Abuelos, en fin, que supieron rascarse los bolsillos para sacar adelante a sus hijos a lo largo de las recientes crisis sufridas en España; esos hijos suyos de la tierra y del alma, papás de estos niños que ahora contemplan admirados a través de la pantalla de metacrilato la despedida sin retorno de quienes nunca dejaron de prodigarse con ellos en parques y jardines mediante alguna golosina, antes de que sonara la hora de ser internados en una residencia.

La soledad no deja de ser palabra equívoca, misteriosa, difícil. Alguna vez en la vida habremos estado solos, sin duda, pero no es igual, ni mucho menos, la soledad del cartujo que la del anacoreta, ni la del presidiario que la del residente. Tampoco faltan los que opinan que se puede salir de ella, frase tan llena de misterio como el dicho mismo de los que afirman haberla abrazado libremente y hasta incluso disfrutarla. Hay gustos para todo…

La soledad, en cualquier caso, es concepto con muchas aristas, con no pocos recovecos, con circunstancias transversales innúmeras que obligan a que se pueda entender de una determinada manera y, a la vez, de su contraria. Por de pronto, la soledad no es lo mismo que estar solo, ni es igual la impuesta o forzosa que la elegida.

Recordaba yo el otro día, domingo-solemnidad de la Santísima Trinidad, a san Hilario de Poitiers, cuando escribió que «Dios está solo, pero no es solitario (Deus solus, sed non solitarius). Dicho patrístico con ribetes axiomáticos. De la misma manera que hay silencios que educan, los hay que aturden. El trinitario siempre fue sonoro; y la compañía de los Tres, dulce; y su actividad, incesante. Está Dios solo, sí, pero no es solitario, no está aburrido, vamos. Es social en su interioridad. Es el «Trespersonas», teniendo aquí bien en cuenta que «persona» es palabra que, predicada de Dios, siempre debe matizarse.

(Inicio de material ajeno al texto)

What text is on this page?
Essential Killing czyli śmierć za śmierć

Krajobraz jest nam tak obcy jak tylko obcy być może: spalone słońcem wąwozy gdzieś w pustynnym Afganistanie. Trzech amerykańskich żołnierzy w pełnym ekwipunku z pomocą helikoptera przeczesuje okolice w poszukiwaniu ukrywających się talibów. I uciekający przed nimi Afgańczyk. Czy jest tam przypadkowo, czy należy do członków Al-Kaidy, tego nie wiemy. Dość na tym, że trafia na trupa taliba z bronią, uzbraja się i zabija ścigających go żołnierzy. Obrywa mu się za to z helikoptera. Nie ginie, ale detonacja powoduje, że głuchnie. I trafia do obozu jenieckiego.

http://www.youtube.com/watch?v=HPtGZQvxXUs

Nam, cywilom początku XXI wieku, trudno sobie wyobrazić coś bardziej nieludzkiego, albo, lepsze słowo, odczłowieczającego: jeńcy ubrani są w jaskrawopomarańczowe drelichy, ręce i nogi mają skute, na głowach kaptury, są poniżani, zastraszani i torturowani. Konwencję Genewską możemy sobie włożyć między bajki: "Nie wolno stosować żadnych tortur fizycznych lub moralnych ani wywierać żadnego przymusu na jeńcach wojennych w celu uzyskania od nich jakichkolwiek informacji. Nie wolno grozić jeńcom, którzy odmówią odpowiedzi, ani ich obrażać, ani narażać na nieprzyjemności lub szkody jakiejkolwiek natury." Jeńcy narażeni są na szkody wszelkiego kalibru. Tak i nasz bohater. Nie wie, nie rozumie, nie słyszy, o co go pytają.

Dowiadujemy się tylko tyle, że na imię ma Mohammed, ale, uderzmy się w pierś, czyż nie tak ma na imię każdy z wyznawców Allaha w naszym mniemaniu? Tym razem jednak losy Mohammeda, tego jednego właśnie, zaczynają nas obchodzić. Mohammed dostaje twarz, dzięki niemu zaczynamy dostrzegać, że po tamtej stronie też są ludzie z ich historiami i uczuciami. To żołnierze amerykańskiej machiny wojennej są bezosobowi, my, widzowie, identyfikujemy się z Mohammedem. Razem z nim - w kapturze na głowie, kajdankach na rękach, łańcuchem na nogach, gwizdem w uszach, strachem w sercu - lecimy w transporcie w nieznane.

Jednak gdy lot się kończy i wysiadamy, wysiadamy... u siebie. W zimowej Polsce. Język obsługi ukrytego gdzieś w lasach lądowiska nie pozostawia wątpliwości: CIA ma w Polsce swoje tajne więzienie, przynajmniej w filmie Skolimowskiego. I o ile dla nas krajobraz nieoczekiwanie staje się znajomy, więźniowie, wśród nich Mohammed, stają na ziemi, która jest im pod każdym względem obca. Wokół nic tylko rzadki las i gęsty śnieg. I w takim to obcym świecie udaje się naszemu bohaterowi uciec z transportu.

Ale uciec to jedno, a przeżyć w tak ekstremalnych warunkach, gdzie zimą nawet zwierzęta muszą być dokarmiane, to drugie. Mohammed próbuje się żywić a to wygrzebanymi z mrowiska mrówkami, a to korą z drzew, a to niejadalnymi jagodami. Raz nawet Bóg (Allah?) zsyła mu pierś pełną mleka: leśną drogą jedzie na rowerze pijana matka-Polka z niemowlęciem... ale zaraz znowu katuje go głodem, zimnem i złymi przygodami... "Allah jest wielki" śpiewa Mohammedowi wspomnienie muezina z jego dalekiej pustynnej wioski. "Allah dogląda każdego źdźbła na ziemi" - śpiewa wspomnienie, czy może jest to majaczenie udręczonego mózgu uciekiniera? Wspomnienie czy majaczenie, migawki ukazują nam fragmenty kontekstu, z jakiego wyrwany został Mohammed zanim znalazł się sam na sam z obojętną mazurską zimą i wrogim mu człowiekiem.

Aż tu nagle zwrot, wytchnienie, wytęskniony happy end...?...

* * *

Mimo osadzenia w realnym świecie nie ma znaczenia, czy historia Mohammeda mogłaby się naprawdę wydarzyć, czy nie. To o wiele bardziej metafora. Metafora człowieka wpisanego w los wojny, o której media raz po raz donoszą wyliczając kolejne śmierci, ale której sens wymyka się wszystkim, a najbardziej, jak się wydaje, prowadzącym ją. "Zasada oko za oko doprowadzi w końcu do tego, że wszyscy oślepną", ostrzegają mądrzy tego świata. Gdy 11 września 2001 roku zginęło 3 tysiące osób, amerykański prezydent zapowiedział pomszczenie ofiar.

«Decimos tres personas -declara explícito san Agustín- para no guardar silencio, no para decir lo que la Trinidad es» (La Trinidad, 5, 9,10). Y el mismo santo Doctor afirma también que «la naturaleza humana es de condición sociable» [sociale quiddam est humana natura] (Del bien del matrimonio, 1,1). Lo cual conlleva, por supuesto, que, si Dios nos ha creado a su imagen y semejanza, es porque nos quiere sociables, no aparcados ni condenados a la trastera de una soledad impuesta e inservible. ¡Cuánta madurez y sabiduría desperdiciamos arrinconando a los ancianos!

El capítulo de las residencias en este imborrable coronavirus del 2020 dará mucho que hablar en España. Van a pasar años y años sin que la mancha se quite, sin poder borrarla ni con lejía. Cuando a las futuras generaciones les cuenten semejante ignominia, sentirán vergüenza de pertenecer a esta tribu infame que pasó por este destartalado planeta empeñada en empeorarlo a base de aprovecharse de los demás.

Menos mal que, como compensación nunca debidamente agradecida, habrá también hombres y mujeres de bien, gentes para quienes la caridad no ha muerto. Personas bondadosas, generosas y prontas a dejarse la piel en el empeño, entregadas sin tregua al altruismo y a las obras de misericordia, en todo momento dispuestas y disponibles a dar razón de su esperanza y a demostrarle a la sociedad que, por mucho que se intente, nunca podrán convivir la indignidad y el decoro. ¡Gracias, querido Juan Lucena Orellana, por tu regalo!

Juan Lucena Orellana junto a su cuadro ¿Qué haremos sin ellos?